Performance considerations

Request latency
The only thing a light client always has in its database is the last few thousand block headers. This means that retrieving anything else requires the client to send requests and get answers from light servers. The light client tries to optimize request distribution and collects statistical data of each server’s usual response times in order to reduce latency. Latency is the key performance parameter of a light client. It is usually in the 100-200ms order of magnitude, and it applies to every state/contract storage read, block and receipt set retrieval. If many requests are made sequentially to perform an operation, it may result in a slow response time for the user. Running API functions in parallel whenever possible can greatly improve performance.

Searching for events in a long history of blocks
Full clients employ a so-called “MIP mapped” bloom filter to find events quickly in a long list of blocks so that it is reasonably cheap to search for certain events in the entire block history. Unfortunately, using a MIP-mapped filter is not easy to do with a light client, as searches are only performed in individual headers, which is a lot slower. Searching a few days’ worth of block history usually returns after an acceptable amount of time, but at the moment you should not search for anything in the entire history because it will take an extremely long time.

Memory, disk and bandwidth requirements
Here is the good news: a light client does not need a big database since it can retrieve anything on demand. With garbage collection enabled (which scheduled to be implemented), the database will function more like a cache, and a light client will be able to run with as low as 10Mb of storage space. Note that the current Geth implementation uses around 200Mb of memory, which can probably be further reduced. Bandwidth requirements are also lower when the client is not used heavily. Bandwidth used is usually well under 1Mb/hour when running idle, with an additional 2-3kb for an average state/storage request.

Future improvements

Reducing overall latency by remote execution
Sometimes it is unnecessary to pass data back and forth multiple times between the client and the server in order to evaluate a function. It would be possible to execute functions on the server side, then collect all the Merkle proofs proving every piece of state data the function accessed and return all the proofs at once so that the client can re-run the code and verify the proofs. This method can be used for both read-only functions of the contracts as well as any application-specific code that operates on the blockchain/state as an input.

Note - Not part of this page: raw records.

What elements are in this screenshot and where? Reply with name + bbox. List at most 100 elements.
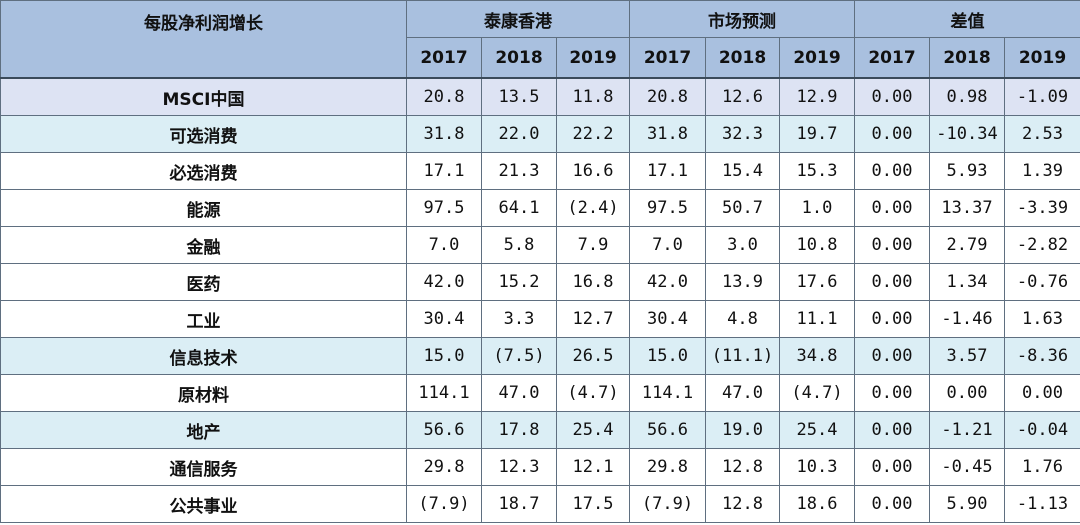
value-cell: 47.0 (481, 374, 557, 412)
value-cell: -1.09 (1003, 77, 1080, 116)
value-cell: 0.00 (854, 226, 930, 264)
value-cell: 12.8 (705, 448, 780, 486)
value-cell: -1.46 (929, 300, 1005, 338)
sector-name: 通信服务 (0, 448, 407, 486)
sector-name: 可选消费 (0, 115, 407, 153)
value-cell: 56.6 (629, 411, 706, 449)
value-cell: -1.13 (1003, 485, 1080, 523)
value-cell: 5.90 (929, 485, 1005, 523)
value-cell: 19.0 (705, 411, 780, 449)
table-row: 公共事业 (7.9) 18.7 17.5 (7.9) 12.8 18.6 0.00 5.90 -1… (0, 485, 1080, 523)
value-cell: (11.1) (705, 337, 780, 375)
value-cell: 12.6 (705, 77, 780, 116)
year-header: 2017 (406, 37, 482, 79)
value-cell: 0.00 (854, 485, 930, 523)
table-row: 通信服务 29.8 12.3 12.1 29.8 12.8 10.3 0.00 -0.45 1.7… (0, 448, 1080, 486)
value-cell: 34.8 (779, 337, 855, 375)
value-cell: -3.39 (1003, 189, 1080, 227)
value-cell: 47.0 (705, 374, 780, 412)
value-cell: 10.3 (779, 448, 855, 486)
value-cell: -2.82 (1003, 226, 1080, 264)
value-cell: 0.00 (854, 77, 930, 116)
value-cell: 13.5 (481, 77, 557, 116)
value-cell: 2.53 (1003, 115, 1080, 153)
value-cell: 3.0 (705, 226, 780, 264)
value-cell: 11.8 (556, 77, 630, 116)
group-header-taikang: 泰康香港 (406, 0, 630, 38)
table-row: 能源 97.5 64.1 (2.4) 97.5 50.7 1.0 0.00 13.37 -3.39 (0, 189, 1080, 227)
value-cell: 64.1 (481, 189, 557, 227)
value-cell: 0.00 (854, 152, 930, 190)
value-cell: 16.6 (556, 152, 630, 190)
sector-name: 信息技术 (0, 337, 407, 375)
value-cell: 2.79 (929, 226, 1005, 264)
value-cell: 31.8 (406, 115, 482, 153)
sector-name: 能源 (0, 189, 407, 227)
value-cell: 42.0 (406, 263, 482, 301)
value-cell: 1.63 (1003, 300, 1080, 338)
value-cell: 0.00 (854, 448, 930, 486)
value-cell: 20.8 (629, 77, 706, 116)
value-cell: 3.57 (929, 337, 1005, 375)
year-header: 2019 (1003, 37, 1080, 79)
year-header: 2017 (629, 37, 706, 79)
value-cell: 29.8 (406, 448, 482, 486)
year-header: 2018 (705, 37, 780, 79)
group-header-market: 市场预测 (629, 0, 855, 38)
value-cell: 26.5 (556, 337, 630, 375)
value-cell: 30.4 (629, 300, 706, 338)
value-cell: 42.0 (629, 263, 706, 301)
sector-name: 原材料 (0, 374, 407, 412)
row-label-header: 每股净利润增长 (0, 0, 407, 79)
value-cell: 0.00 (854, 411, 930, 449)
table-row: MSCI中国 20.8 13.5 11.8 20.8 12.6 12.9 0.00 0.98 -1… (0, 77, 1080, 116)
year-header: 2019 (779, 37, 855, 79)
value-cell: 97.5 (406, 189, 482, 227)
table-row: 地产 56.6 17.8 25.4 56.6 19.0 25.4 0.00 -1.21 -0.04 (0, 411, 1080, 449)
value-cell: 114.1 (629, 374, 706, 412)
value-cell: 15.2 (481, 263, 557, 301)
value-cell: 1.0 (779, 189, 855, 227)
value-cell: (4.7) (556, 374, 630, 412)
table-header: 每股净利润增长 泰康香港 市场预测 差值 2017 2018 2019 2017 201… (0, 0, 1080, 79)
value-cell: 21.3 (481, 152, 557, 190)
value-cell: 0.00 (854, 115, 930, 153)
value-cell: 32.3 (705, 115, 780, 153)
value-cell: (2.4) (556, 189, 630, 227)
value-cell: 0.00 (854, 263, 930, 301)
value-cell: 18.6 (779, 485, 855, 523)
year-header: 2019 (556, 37, 630, 79)
value-cell: 15.3 (779, 152, 855, 190)
value-cell: 0.00 (854, 300, 930, 338)
value-cell: (7.9) (629, 485, 706, 523)
table-row: 原材料 114.1 47.0 (4.7) 114.1 47.0 (4.7) 0.00 0.00 0… (0, 374, 1080, 412)
value-cell: 3.3 (481, 300, 557, 338)
value-cell: 12.1 (556, 448, 630, 486)
sector-name: MSCI中国 (0, 77, 407, 116)
table-body: MSCI中国 20.8 13.5 11.8 20.8 12.6 12.9 0.00 0.98 -1… (0, 77, 1080, 523)
value-cell: 0.00 (854, 189, 930, 227)
value-cell: -0.45 (929, 448, 1005, 486)
value-cell: 17.5 (556, 485, 630, 523)
value-cell: (7.5) (481, 337, 557, 375)
value-cell: 7.9 (556, 226, 630, 264)
value-cell: 5.93 (929, 152, 1005, 190)
value-cell: 22.2 (556, 115, 630, 153)
year-header: 2018 (929, 37, 1005, 79)
value-cell: 12.3 (481, 448, 557, 486)
value-cell: 25.4 (779, 411, 855, 449)
value-cell: 15.0 (629, 337, 706, 375)
value-cell: 1.39 (1003, 152, 1080, 190)
value-cell: -8.36 (1003, 337, 1080, 375)
value-cell: 97.5 (629, 189, 706, 227)
value-cell: 30.4 (406, 300, 482, 338)
table-row: 医药 42.0 15.2 16.8 42.0 13.9 17.6 0.00 1.34 -0.76 (0, 263, 1080, 301)
value-cell: 12.7 (556, 300, 630, 338)
value-cell: 114.1 (406, 374, 482, 412)
value-cell: 17.1 (629, 152, 706, 190)
value-cell: 20.8 (406, 77, 482, 116)
value-cell: 12.9 (779, 77, 855, 116)
value-cell: 16.8 (556, 263, 630, 301)
value-cell: 0.00 (1003, 374, 1080, 412)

Verifying complex calculations indirectly
One of the main limitations we are working to improve is the slow search speed of log histories. Many of the limitations mentioned above, including the difficulty of obtaining MIP-mapped bloom filters, follow the same pattern: the server (which is a full node) can easily calculate a certain piece of information, which can be shared with the light clients. But the light clients currently have no practical way of checking the validity of that information, since verifying the entire calculation of the results directly would require so much processing power and bandwidth, which would make using a light client pointless.

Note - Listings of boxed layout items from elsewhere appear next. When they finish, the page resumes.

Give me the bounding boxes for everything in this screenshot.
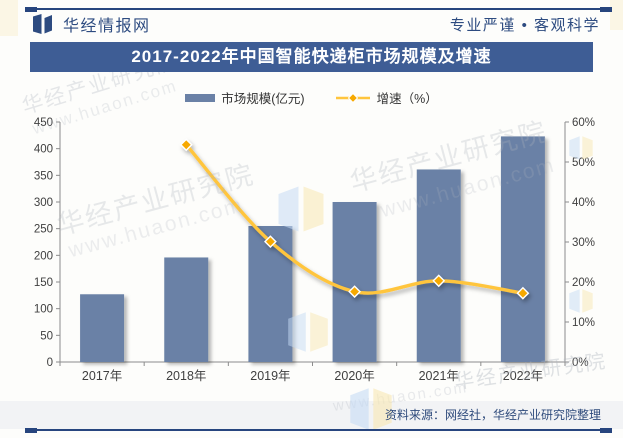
bottom-border-cap-right [600, 427, 612, 433]
legend: 市场规模(亿元) 增速（%） [0, 88, 623, 107]
right-tick-label: 60% [572, 117, 595, 129]
x-axis-label: 2021年 [419, 369, 459, 383]
legend-line-swatch [335, 92, 370, 103]
top-border-cap-right [600, 6, 612, 12]
bar-2017年 [80, 294, 125, 362]
right-tick-label: 50% [572, 157, 595, 169]
bar-2018年 [164, 257, 209, 362]
growth-point-2019年 [264, 235, 277, 248]
legend-item-market: 市场规模(亿元) [185, 88, 305, 107]
left-tick-label: 200 [34, 250, 53, 262]
header: 华经情报网 专业严谨 • 客观科学 [33, 12, 600, 36]
right-tick-label: 30% [572, 237, 595, 249]
left-tick-label: 150 [34, 277, 53, 289]
brand: 华经情报网 [33, 12, 151, 36]
x-axis-label: 2018年 [166, 369, 206, 383]
x-axis-label: 2019年 [250, 369, 290, 383]
left-tick-label: 450 [34, 117, 53, 129]
corner-blob [610, 0, 623, 30]
left-tick-label: 100 [34, 304, 53, 316]
legend-bar-swatch [185, 93, 216, 102]
corner-blob [0, 0, 18, 36]
source-text: 资料来源：网经社，华经产业研究院整理 [384, 408, 601, 422]
bars-group [80, 136, 545, 362]
header-slogan: 专业严谨 • 客观科学 [449, 16, 600, 34]
bar-2022年 [500, 136, 545, 362]
left-tick-label: 250 [34, 224, 53, 236]
left-tick-label: 0 [47, 357, 53, 369]
brand-logo-icon [33, 14, 52, 34]
left-tick-label: 400 [34, 144, 53, 156]
legend-label-growth: 增速（%） [376, 92, 438, 106]
top-border [25, 6, 612, 12]
legend-label-market: 市场规模(亿元) [221, 92, 305, 106]
bar-2021年 [416, 169, 461, 362]
bottom-border [25, 427, 612, 433]
growth-point-2022年 [516, 286, 530, 300]
growth-point-2020年 [348, 285, 361, 298]
x-axis-label: 2020年 [334, 369, 374, 383]
growth-point-2021年 [432, 274, 446, 288]
brand-name: 华经情报网 [63, 18, 151, 35]
growth-point-2018年 [179, 138, 193, 152]
bottom-border-cap-left [25, 427, 37, 433]
right-tick-label: 0% [572, 357, 589, 369]
top-border-cap-left [25, 6, 37, 12]
x-axis-label: 2022年 [503, 369, 543, 383]
left-tick-label: 50 [40, 330, 53, 342]
right-tick-label: 10% [572, 317, 595, 329]
footer-strip [0, 401, 623, 429]
bar-2020年 [332, 202, 377, 362]
left-tick-label: 350 [34, 170, 53, 182]
x-axis-label: 2017年 [82, 369, 122, 383]
bar-2019年 [248, 226, 293, 362]
left-tick-label: 300 [34, 197, 53, 209]
growth-line-group [179, 138, 530, 300]
right-tick-label: 20% [572, 277, 595, 289]
chart-title: 2017-2022年中国智能快递柜市场规模及增速 [30, 42, 593, 72]
legend-item-growth: 增速（%） [335, 88, 438, 107]
right-tick-label: 40% [572, 197, 595, 209]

Fortunately there is a safe and trustless solution to the general task of indirectly validating remote calculations based on an input dataset that both parties assume to be available, even if the receiving party does not have the actual data, only its hash. This is the exact the case in our scenario where the Ethereum blockchain itself can be used as an input for such a verified calculation. This means it is possible for light clients to have capabilities close to that of full nodes because they can ask a light server to remotely evaluate an operation for them that they would not be able to otherwise perform themselves. The details of this feature are still being worked out and are outside the scope of this document, but the general idea of the verification method is explained by Dr. Christian Reitwiessner in this Devcon 2 talk.

Complex applications accessing huge amounts of contract storage can also benefit from this approach by evaluating accessor functions entirely on the server side and not having to download proofs and re-evaluate the functions. Theoretically it would also be possible to use indirect verification for filtering events that light clients could not watch for otherwise. However, in most cases generating proper logs is still simpler and more efficient.

#blockchain #roadmap